Loading content...
We have claimed that kernel functions compute inner products in some feature space. But how do we know such a feature space exists? What conditions must a function satisfy to be a valid kernel?
Mercer's theorem provides the definitive answer. This classical result from functional analysis establishes the precise conditions under which a symmetric function corresponds to an inner product in a Hilbert space. It is the theoretical foundation that justifies all of kernel methods.
Understanding Mercer's theorem deepens our insight into what kernels really are: not arbitrary similarity functions, but structured mathematical objects with rich geometric interpretations.
By the end of this page, you will be able to: • State Mercer's theorem and understand its conditions • Verify whether a function satisfies Mercer's conditions • Understand the eigenfunction expansion of kernels • Connect Mercer's theorem to reproducing kernel Hilbert spaces (RKHS) • Apply this theory to analyze kernel properties
Mercer's theorem was proven by James Mercer in 1909, decades before machine learning existed. Mercer was studying integral equations of the form:
$$\int_a^b k(x, t) f(t) , dt = \lambda f(x)$$
He sought conditions under which the kernel $k(x, t)$ could be expanded as a sum of products of eigenfunctions. His theorem provided these conditions and established a deep connection between symmetric positive definite functions and inner product spaces.
The ML Connection
In the 1990s, researchers working on Support Vector Machines (Boser, Guyon, Vapnik) recognized that Mercer's mathematical framework was exactly what they needed to justify the kernel trick. A function $k$ works as a kernel if and only if it satisfies Mercer's conditions—meaning there exists a feature space where $k$ computes inner products.
This connection transformed kernel methods from clever heuristics into a mathematically rigorous framework.

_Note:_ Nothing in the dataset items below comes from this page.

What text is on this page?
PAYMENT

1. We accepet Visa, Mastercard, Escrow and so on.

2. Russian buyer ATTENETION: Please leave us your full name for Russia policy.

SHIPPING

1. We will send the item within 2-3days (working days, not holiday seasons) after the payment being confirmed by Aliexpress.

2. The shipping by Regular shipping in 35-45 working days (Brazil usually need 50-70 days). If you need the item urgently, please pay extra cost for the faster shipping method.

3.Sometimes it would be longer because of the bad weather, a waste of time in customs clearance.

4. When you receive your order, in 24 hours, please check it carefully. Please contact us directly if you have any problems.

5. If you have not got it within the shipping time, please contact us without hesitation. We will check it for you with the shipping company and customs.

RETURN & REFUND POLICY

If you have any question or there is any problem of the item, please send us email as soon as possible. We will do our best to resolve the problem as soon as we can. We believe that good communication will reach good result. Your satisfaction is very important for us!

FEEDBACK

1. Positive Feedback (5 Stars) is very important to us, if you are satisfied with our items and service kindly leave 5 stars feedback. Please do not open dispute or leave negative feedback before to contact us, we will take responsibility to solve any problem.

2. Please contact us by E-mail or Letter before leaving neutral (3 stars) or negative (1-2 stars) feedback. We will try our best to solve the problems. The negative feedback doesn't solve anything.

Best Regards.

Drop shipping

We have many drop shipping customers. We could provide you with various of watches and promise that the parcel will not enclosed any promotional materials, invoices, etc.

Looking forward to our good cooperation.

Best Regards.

Mercer's theorem illustrates how mathematics developed for one purpose (integral equations in physics) can revolutionize another field (machine learning) a century later. This is why deep mathematical foundations matter—they provide lasting, transferable insights.
Let us state Mercer's theorem precisely.
Mercer's Theorem (Continuous Case)
Let $\mathcal{X}$ be a compact subset of $\mathbb{R}^d$, and let $k: \mathcal{X} \times \mathcal{X} \rightarrow \mathbb{R}$ be a continuous, symmetric function. Then $k$ is positive semi-definite (i.e., for any finite set of points ${\mathbf{x}_1, \ldots, \mathbf{x}n} \subset \mathcal{X}$ and any $\mathbf{c} \in \mathbb{R}^n$, we have $\sum{i,j} c_i c_j k(\mathbf{x}_i, \mathbf{x}_j) \geq 0$) if and only if:
$$k(\mathbf{x}, \mathbf{x}') = \sum_{j=1}^{\infty} \lambda_j \psi_j(\mathbf{x}) \psi_j(\mathbf{x}')$$
where:
Mercer's theorem says that every valid kernel can be decomposed as an infinite sum of products of eigenfunctions, weighted by eigenvalues. This decomposition directly gives us the feature map:
$$\phi(\mathbf{x}) = \left( \sqrt{\lambda_1} \psi_1(\mathbf{x}), \sqrt{\lambda_2} \psi_2(\mathbf{x}), \ldots \right)$$
The inner product of feature vectors recovers the kernel!
The Finite-Points Version
For machine learning, we typically need a slightly different formulation. For any finite collection of points, the kernel matrix must be positive semi-definite:
Definition (Positive Semi-Definite Kernel)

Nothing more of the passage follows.